| name | opik-integrations |
| description | Build, update, test, and document Opik SDK integrations (Python & TypeScript). Use when adding a new framework/provider integration under sdks/python/src/opik/integrations or sdks/typescript/src/opik/integrations, updating an existing one, or verifying that an integration logs traces correctly. |
Opik SDK Integrations
This skill is for building integrations into the Opik SDK itself — the code that ships inside opik / opik-* packages so that users can trace a framework (OpenAI, LangChain, Mistral, …) with one call.
Do not confuse this with the user-facing instrument / opik skills, which add Opik tracing to someone else's application. This skill is for SDK contributors editing sdks/python and sdks/typescript.
If the integration lives outside this repo — a standalone opik-* package, or Opik support contributed into a third-party project (LiteLLM, Dify, a plugin, …) — use the opik-external-integrations skill instead. This skill assumes the code ships inside sdks/.
Start with the questionnaire
Never assume or suggest a target. Collect, from the user, before doing anything: what to integrate (name + reference links), where it lives (this repo vs. external — route external requests to opik-external-integrations), language (python/typescript/both), mode (new/update/maintain), and any specific flows to cover. Do not present a menu of candidate libraries — the user names the target.
When to use
- New integration — a framework/provider has no dedicated integration yet (today it's reachable only via LiteLLM, the OpenAI-compatible shim, or OpenTelemetry, or not at all).
- Update — an integration must track new methods, capture new fields, or follow an upstream SDK change.
- Maintain / verify — confirm an existing integration still logs the correct trace/span tree after a dependency bump or refactor.
The workflow
Integration work is multi-step. By default this skill runs autonomously: it makes its own preparations (deps, credentials, backend), runs every phase, self-verifies, and ends with a high-level report — only stopping early on a true blocker. Ask for the interactive variant if you want to approve the design before any code is written. The full playbook — phases, execution modes, the Opik-MCP verification loop, and the report template — lives in workflow.md. At a glance:
- Prepare — install/resolve the target library, locate credentials (without printing them), pick a backend the MCP can read.
- Investigate the target library (API surface, hooks/callbacks, streaming shape, usage/token format, errors).
- Collect findings + a minimal runnable example script.
- Design — pick the pattern, file layout, entrypoint. (Interactive mode pauses for approval here; autonomous mode records it in the report.)
- Implement by cloning the closest existing same-pattern integration.
- Verify the logged data through the Opik MCP (
read/list the trace & spans).
- Test with the language's integration-test harness.

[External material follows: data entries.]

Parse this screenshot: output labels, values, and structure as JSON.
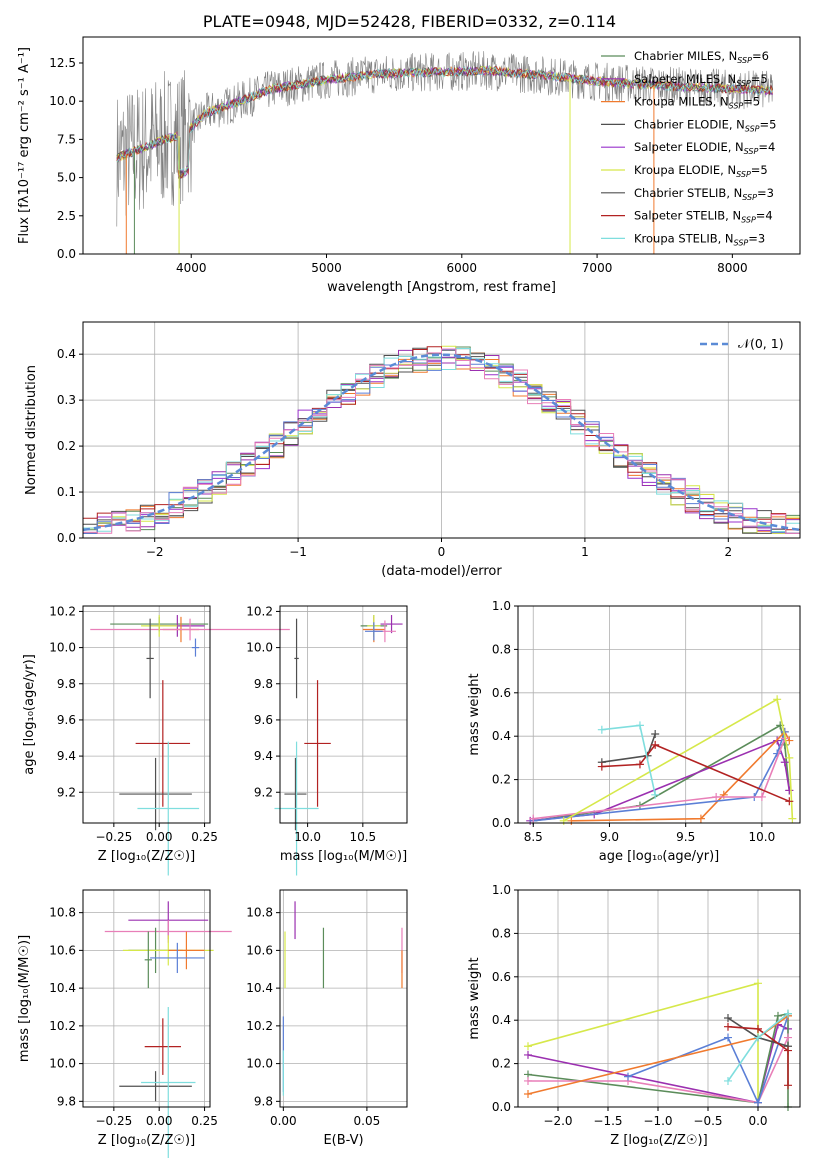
{
  "figure": {
    "title": "PLATE=0948, MJD=52428, FIBERID=0332, z=0.114",
    "colors": {
      "chabrier_miles": "#5b8c5a",
      "salpeter_miles": "#9b30b0",
      "kroupa_miles": "#f07a2e",
      "chabrier_elodie": "#4f4f4f",
      "salpeter_elodie": "#9932cc",
      "kroupa_elodie": "#d6e84a",
      "chabrier_stelib": "#505050",
      "salpeter_stelib": "#b22222",
      "kroupa_stelib": "#7fdede",
      "blue": "#5b7fd6",
      "pink": "#e87fb8",
      "gray": "#808080",
      "normal": "#5b8bd6"
    }
  },
  "chart_data": [
    {
      "type": "line",
      "id": "spectrum",
      "xlabel": "wavelength [Angstrom, rest frame]",
      "ylabel": "Flux [fλ10⁻¹⁷ erg cm⁻² s⁻¹ A⁻¹]",
      "xlim": [
        3200,
        8500
      ],
      "ylim": [
        0,
        14.2
      ],
      "xticks": [
        4000,
        5000,
        6000,
        7000,
        8000
      ],
      "yticks": [
        0.0,
        2.5,
        5.0,
        7.5,
        10.0,
        12.5
      ],
      "legend": "top-right",
      "series": [
        {
          "name": "Chabrier MILES, N_SSP=6",
          "label_main": "Chabrier MILES, N",
          "label_sub": "SSP",
          "label_end": "=6",
          "color": "#5b8c5a"
        },
        {
          "name": "Salpeter MILES, N_SSP=5",
          "label_main": "Salpeter MILES, N",
          "label_sub": "SSP",
          "label_end": "=5",
          "color": "#9b30b0"
        },
        {
          "name": "Kroupa MILES, N_SSP=5",
          "label_main": "Kroupa MILES, N",
          "label_sub": "SSP",
          "label_end": "=5",
          "color": "#f07a2e"
        },
        {
          "name": "Chabrier ELODIE, N_SSP=5",
          "label_main": "Chabrier ELODIE, N",
          "label_sub": "SSP",
          "label_end": "=5",
          "color": "#4f4f4f"
        },
        {
          "name": "Salpeter ELODIE, N_SSP=4",
          "label_main": "Salpeter ELODIE, N",
          "label_sub": "SSP",
          "label_end": "=4",
          "color": "#9932cc"
        },
        {
          "name": "Kroupa ELODIE, N_SSP=5",
          "label_main": "Kroupa ELODIE, N",
          "label_sub": "SSP",
          "label_end": "=5",
          "color": "#d6e84a"
        },
        {
          "name": "Chabrier STELIB, N_SSP=3",
          "label_main": "Chabrier STELIB, N",
          "label_sub": "SSP",
          "label_end": "=3",
          "color": "#505050"
        },
        {
          "name": "Salpeter STELIB, N_SSP=4",
          "label_main": "Salpeter STELIB, N",
          "label_sub": "SSP",
          "label_end": "=4",
          "color": "#b22222"
        },
        {
          "name": "Kroupa STELIB, N_SSP=3",
          "label_main": "Kroupa STELIB, N",
          "label_sub": "SSP",
          "label_end": "=3",
          "color": "#7fdede"
        }
      ],
      "continuum": [
        [
          3450,
          6.3
        ],
        [
          3600,
          6.8
        ],
        [
          3800,
          7.5
        ],
        [
          3950,
          7.8
        ],
        [
          4100,
          9.2
        ],
        [
          4300,
          9.8
        ],
        [
          4600,
          10.8
        ],
        [
          5000,
          11.4
        ],
        [
          5400,
          11.8
        ],
        [
          5800,
          11.9
        ],
        [
          6200,
          12.0
        ],
        [
          6600,
          11.7
        ],
        [
          7000,
          11.3
        ],
        [
          7500,
          11.0
        ],
        [
          8000,
          10.8
        ],
        [
          8300,
          10.7
        ]
      ]
    },
    {
      "type": "bar",
      "id": "residuals",
      "xlabel": "(data-model)/error",
      "ylabel": "Normed distribution",
      "xlim": [
        -2.5,
        2.5
      ],
      "ylim": [
        0,
        0.47
      ],
      "xticks": [
        -2,
        -1,
        0,
        1,
        2
      ],
      "yticks": [
        0.0,
        0.1,
        0.2,
        0.3,
        0.4
      ],
      "grid": true,
      "legend_label": "𝒩(0, 1)",
      "bin_width": 0.1
    },
    {
      "type": "scatter",
      "id": "age-vs-z",
      "xlabel": "Z [log₁₀(Z/Z☉)]",
      "ylabel": "age  [log₁₀(age/yr)]",
      "xlim": [
        -0.42,
        0.28
      ],
      "ylim": [
        9.03,
        10.23
      ],
      "xticks": [
        -0.25,
        0.0,
        0.25
      ],
      "yticks": [
        9.2,
        9.4,
        9.6,
        9.8,
        10.0,
        10.2
      ],
      "points": [
        {
          "x": 0.0,
          "y": 10.13,
          "xerr": 0.27,
          "yerr": 0.04,
          "color": "#5b8c5a"
        },
        {
          "x": 0.1,
          "y": 10.12,
          "xerr": 0.15,
          "yerr": 0.06,
          "color": "#9b30b0"
        },
        {
          "x": 0.12,
          "y": 10.1,
          "xerr": 0.1,
          "yerr": 0.07,
          "color": "#f07a2e"
        },
        {
          "x": 0.17,
          "y": 10.1,
          "xerr": 0.55,
          "yerr": 0.06,
          "color": "#e87fb8"
        },
        {
          "x": 0.0,
          "y": 10.12,
          "xerr": 0.1,
          "yerr": 0.06,
          "color": "#d6e84a"
        },
        {
          "x": -0.05,
          "y": 9.94,
          "xerr": 0.02,
          "yerr": 0.22,
          "color": "#4f4f4f"
        },
        {
          "x": 0.02,
          "y": 9.47,
          "xerr": 0.15,
          "yerr": 0.35,
          "color": "#b22222"
        },
        {
          "x": -0.02,
          "y": 9.19,
          "xerr": 0.2,
          "yerr": 0.2,
          "color": "#505050"
        },
        {
          "x": 0.05,
          "y": 9.11,
          "xerr": 0.17,
          "yerr": 0.37,
          "color": "#7fdede"
        },
        {
          "x": 0.2,
          "y": 10.0,
          "xerr": 0.02,
          "yerr": 0.05,
          "color": "#5b7fd6"
        }
      ]
    },
    {
      "type": "scatter",
      "id": "age-vs-mass",
      "xlabel": "mass [log₁₀(M/M☉)]",
      "ylabel": "",
      "xlim": [
        9.75,
        10.9
      ],
      "ylim": [
        9.03,
        10.23
      ],
      "xticks": [
        10.0,
        10.5
      ],
      "yticks": [
        9.2,
        9.4,
        9.6,
        9.8,
        10.0,
        10.2
      ],
      "points": [
        {
          "x": 10.6,
          "y": 10.12,
          "xerr": 0.12,
          "yerr": 0.06,
          "color": "#5b8c5a"
        },
        {
          "x": 10.76,
          "y": 10.13,
          "xerr": 0.1,
          "yerr": 0.05,
          "color": "#9b30b0"
        },
        {
          "x": 10.6,
          "y": 10.1,
          "xerr": 0.1,
          "yerr": 0.07,
          "color": "#f07a2e"
        },
        {
          "x": 10.7,
          "y": 10.09,
          "xerr": 0.1,
          "yerr": 0.06,
          "color": "#e87fb8"
        },
        {
          "x": 10.6,
          "y": 10.12,
          "xerr": 0.06,
          "yerr": 0.06,
          "color": "#d6e84a"
        },
        {
          "x": 9.9,
          "y": 9.94,
          "xerr": 0.02,
          "yerr": 0.22,
          "color": "#4f4f4f"
        },
        {
          "x": 10.09,
          "y": 9.47,
          "xerr": 0.12,
          "yerr": 0.35,
          "color": "#b22222"
        },
        {
          "x": 9.89,
          "y": 9.19,
          "xerr": 0.1,
          "yerr": 0.2,
          "color": "#505050"
        },
        {
          "x": 9.9,
          "y": 9.11,
          "xerr": 0.2,
          "yerr": 0.37,
          "color": "#7fdede"
        },
        {
          "x": 10.6,
          "y": 10.09,
          "xerr": 0.08,
          "yerr": 0.05,
          "color": "#5b7fd6"
        }
      ]
    },
    {
      "type": "line",
      "id": "massweight-vs-age",
      "xlabel": "age  [log₁₀(age/yr)]",
      "ylabel": "mass weight",
      "xlim": [
        8.4,
        10.25
      ],
      "ylim": [
        0,
        1.0
      ],
      "xticks": [
        8.5,
        9.0,
        9.5,
        10.0
      ],
      "yticks": [
        0.0,
        0.2,
        0.4,
        0.6,
        0.8,
        1.0
      ],
      "grid": true,
      "series": [
        {
          "color": "#5b8c5a",
          "points": [
            [
              8.5,
              0.01
            ],
            [
              9.2,
              0.08
            ],
            [
              10.12,
              0.45
            ],
            [
              10.15,
              0.36
            ],
            [
              10.18,
              0.15
            ]
          ]
        },
        {
          "color": "#9b30b0",
          "points": [
            [
              8.48,
              0.01
            ],
            [
              8.9,
              0.04
            ],
            [
              10.1,
              0.38
            ],
            [
              10.15,
              0.28
            ],
            [
              10.18,
              0.15
            ]
          ]
        },
        {
          "color": "#f07a2e",
          "points": [
            [
              8.75,
              0.01
            ],
            [
              9.6,
              0.02
            ],
            [
              9.75,
              0.13
            ],
            [
              10.15,
              0.42
            ],
            [
              10.18,
              0.38
            ]
          ]
        },
        {
          "color": "#5b7fd6",
          "points": [
            [
              8.5,
              0.01
            ],
            [
              9.95,
              0.12
            ],
            [
              10.1,
              0.32
            ],
            [
              10.15,
              0.42
            ]
          ]
        },
        {
          "color": "#e87fb8",
          "points": [
            [
              8.5,
              0.02
            ],
            [
              9.7,
              0.12
            ],
            [
              10.0,
              0.12
            ],
            [
              10.15,
              0.39
            ]
          ]
        },
        {
          "color": "#d6e84a",
          "points": [
            [
              8.7,
              0.01
            ],
            [
              10.1,
              0.57
            ],
            [
              10.18,
              0.3
            ],
            [
              10.2,
              0.02
            ]
          ]
        },
        {
          "color": "#505050",
          "points": [
            [
              8.95,
              0.28
            ],
            [
              9.25,
              0.31
            ],
            [
              9.3,
              0.41
            ]
          ]
        },
        {
          "color": "#b22222",
          "points": [
            [
              8.95,
              0.26
            ],
            [
              9.2,
              0.27
            ],
            [
              9.3,
              0.36
            ],
            [
              10.18,
              0.1
            ]
          ]
        },
        {
          "color": "#7fdede",
          "points": [
            [
              8.95,
              0.43
            ],
            [
              9.2,
              0.45
            ],
            [
              9.3,
              0.13
            ]
          ]
        }
      ]
    },
    {
      "type": "scatter",
      "id": "mass-vs-z",
      "xlabel": "Z [log₁₀(Z/Z☉)]",
      "ylabel": "mass [log₁₀(M/M☉)]",
      "xlim": [
        -0.42,
        0.28
      ],
      "ylim": [
        9.77,
        10.92
      ],
      "xticks": [
        -0.25,
        0.0,
        0.25
      ],
      "yticks": [
        9.8,
        10.0,
        10.2,
        10.4,
        10.6,
        10.8
      ],
      "points": [
        {
          "x": 0.05,
          "y": 10.76,
          "xerr": 0.22,
          "yerr": 0.1,
          "color": "#9b30b0"
        },
        {
          "x": 0.05,
          "y": 10.7,
          "xerr": 0.35,
          "yerr": 0.06,
          "color": "#e87fb8"
        },
        {
          "x": -0.02,
          "y": 10.6,
          "xerr": 0.15,
          "yerr": 0.12,
          "color": "#5b8c5a"
        },
        {
          "x": 0.05,
          "y": 10.6,
          "xerr": 0.25,
          "yerr": 0.08,
          "color": "#d6e84a"
        },
        {
          "x": 0.15,
          "y": 10.6,
          "xerr": 0.1,
          "yerr": 0.1,
          "color": "#f07a2e"
        },
        {
          "x": 0.1,
          "y": 10.56,
          "xerr": 0.15,
          "yerr": 0.08,
          "color": "#5b7fd6"
        },
        {
          "x": -0.06,
          "y": 10.55,
          "xerr": 0.02,
          "yerr": 0.15,
          "color": "#5b8c5a"
        },
        {
          "x": 0.02,
          "y": 10.09,
          "xerr": 0.1,
          "yerr": 0.15,
          "color": "#b22222"
        },
        {
          "x": -0.02,
          "y": 9.88,
          "xerr": 0.2,
          "yerr": 0.08,
          "color": "#505050"
        },
        {
          "x": 0.05,
          "y": 9.9,
          "xerr": 0.15,
          "yerr": 0.4,
          "color": "#7fdede"
        }
      ]
    },
    {
      "type": "scatter",
      "id": "mass-vs-ebv",
      "xlabel": "E(B-V)",
      "ylabel": "",
      "xlim": [
        -0.002,
        0.074
      ],
      "ylim": [
        9.77,
        10.92
      ],
      "xticks": [
        0.0,
        0.05
      ],
      "yticks": [
        9.8,
        10.0,
        10.2,
        10.4,
        10.6,
        10.8
      ],
      "points": [
        {
          "x": 0.007,
          "y": 10.76,
          "xerr": 0,
          "yerr": 0.1,
          "color": "#9b30b0"
        },
        {
          "x": 0.071,
          "y": 10.6,
          "xerr": 0,
          "yerr": 0.12,
          "color": "#e87fb8"
        },
        {
          "x": 0.071,
          "y": 10.5,
          "xerr": 0,
          "yerr": 0.1,
          "color": "#f07a2e"
        },
        {
          "x": 0.024,
          "y": 10.56,
          "xerr": 0,
          "yerr": 0.16,
          "color": "#5b8c5a"
        },
        {
          "x": 0.001,
          "y": 10.55,
          "xerr": 0,
          "yerr": 0.15,
          "color": "#d6e84a"
        },
        {
          "x": 0.0,
          "y": 10.05,
          "xerr": 0,
          "yerr": 0.2,
          "color": "#5b7fd6"
        },
        {
          "x": 0.0,
          "y": 9.95,
          "xerr": 0,
          "yerr": 0.12,
          "color": "#7fdede"
        }
      ]
    },
    {
      "type": "line",
      "id": "massweight-vs-z",
      "xlabel": "Z [log₁₀(Z/Z☉)]",
      "ylabel": "mass weight",
      "xlim": [
        -2.4,
        0.42
      ],
      "ylim": [
        0,
        1.0
      ],
      "xticks": [
        -2.0,
        -1.5,
        -1.0,
        -0.5,
        0.0
      ],
      "yticks": [
        0.0,
        0.2,
        0.4,
        0.6,
        0.8,
        1.0
      ],
      "grid": true,
      "series": [
        {
          "color": "#d6e84a",
          "points": [
            [
              -2.3,
              0.28
            ],
            [
              0.0,
              0.57
            ],
            [
              0.0,
              0.02
            ]
          ]
        },
        {
          "color": "#9b30b0",
          "points": [
            [
              -2.3,
              0.24
            ],
            [
              0.0,
              0.02
            ],
            [
              0.2,
              0.38
            ],
            [
              0.3,
              0.36
            ]
          ]
        },
        {
          "color": "#5b8c5a",
          "points": [
            [
              -2.3,
              0.15
            ],
            [
              0.0,
              0.02
            ],
            [
              0.2,
              0.42
            ],
            [
              0.3,
              0.43
            ],
            [
              0.3,
              0.0
            ]
          ]
        },
        {
          "color": "#e87fb8",
          "points": [
            [
              -2.3,
              0.12
            ],
            [
              -1.3,
              0.12
            ],
            [
              0.0,
              0.02
            ],
            [
              0.3,
              0.32
            ]
          ]
        },
        {
          "color": "#5b7fd6",
          "points": [
            [
              -1.3,
              0.14
            ],
            [
              -0.3,
              0.32
            ],
            [
              0.0,
              0.02
            ],
            [
              0.3,
              0.42
            ]
          ]
        },
        {
          "color": "#f07a2e",
          "points": [
            [
              -2.3,
              0.06
            ],
            [
              0.0,
              0.32
            ],
            [
              0.3,
              0.42
            ]
          ]
        },
        {
          "color": "#505050",
          "points": [
            [
              -0.3,
              0.41
            ],
            [
              0.0,
              0.32
            ],
            [
              0.3,
              0.28
            ]
          ]
        },
        {
          "color": "#b22222",
          "points": [
            [
              -0.3,
              0.37
            ],
            [
              0.0,
              0.36
            ],
            [
              0.3,
              0.26
            ],
            [
              0.3,
              0.1
            ]
          ]
        },
        {
          "color": "#7fdede",
          "points": [
            [
              -0.3,
              0.12
            ],
            [
              0.0,
              0.32
            ],
            [
              0.3,
              0.43
            ]
          ]
        }
      ]
    }
  ]
}
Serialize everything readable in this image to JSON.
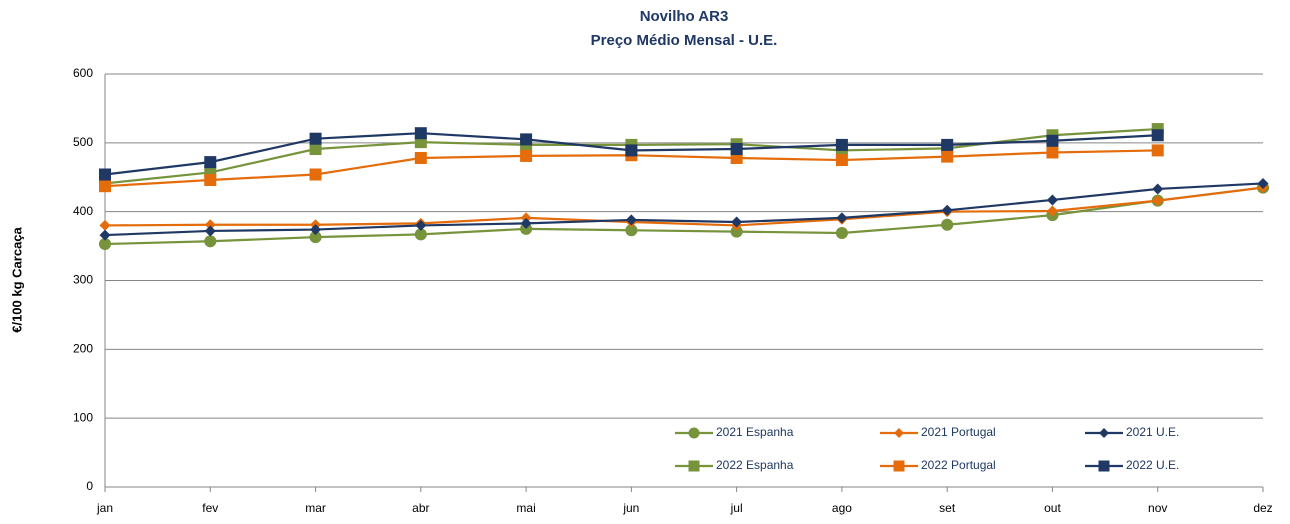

- Document the Fern page and wire its routing.
- Report — a high-level summary: what was done, what's supported (with evidence), what's not, and how to use it.
Golden rule: clone the closest sibling
Never build an integration from a blank file. Identify the existing integration that shares the target's mechanism, copy its structure, and adapt. The decision tree:
| Target shape | Python pattern | TS pattern | Clone from |
|---|
| SDK client with methods to wrap (most providers) | Method patching (BaseTrackDecorator subclass) | Proxy wrapper | openai/ · opik-openai |
| Framework with a callback/tracer interface | Pure callback (BaseTracer) | Callback handler | langchain/ · opik-langchain |
| Framework already emitting OpenTelemetry spans | OTel | OTel exporter | otel/ · opik-vercel |
| Callbacks exist but are unreliable / need method hooks too | Hybrid | (rare) | adk/ |
If the target exposes an OpenAI-compatible endpoint, first check whether track_openai(..., provider=...) already covers the need before building a dedicated integration — sometimes the right answer is a docs page, not new code.
OpenTelemetry is backend-first. If the target already emits OpenTelemetry spans, the heavy lifting is done by Opik's OTLP ingestion endpoint on the backend — many such integrations are docs-only (point the framework's OTLP exporter at Opik with auth headers; no SDK code). Build a client-side piece only when you must shape what the backend receives — set Opik semantics, remap attributes, or bridge a framework that won't export raw OTLP. The client-side building block is a SpanProcessor in Python (integrations/otel/) or a SpanExporter in TypeScript (opik-vercel); a framework-specific OTel tracer wrapper (adk/patchers/adk_otel_tracer/) is the heavier variant. See the OTel sections in python.md / typescript.md.
Language references
- Python → python.md — integration anatomy, shared core modules, mechanism templates, dependency/import rules, test specifics.
- TypeScript → typescript.md — package anatomy, patterns, build/peer-dep rules. Delegates to the canonical
sdks/typescript/design/INTEGRATIONS.md.
Skills this one builds on (do not duplicate them)
python-sdk — three-layer architecture, batching, fake_backend, testlib verifiers, error handling.
typescript-sdk — layered client, flush semantics, testing with vitest.
write-docs — Fern MDX authoring, routing YAML, callouts, images.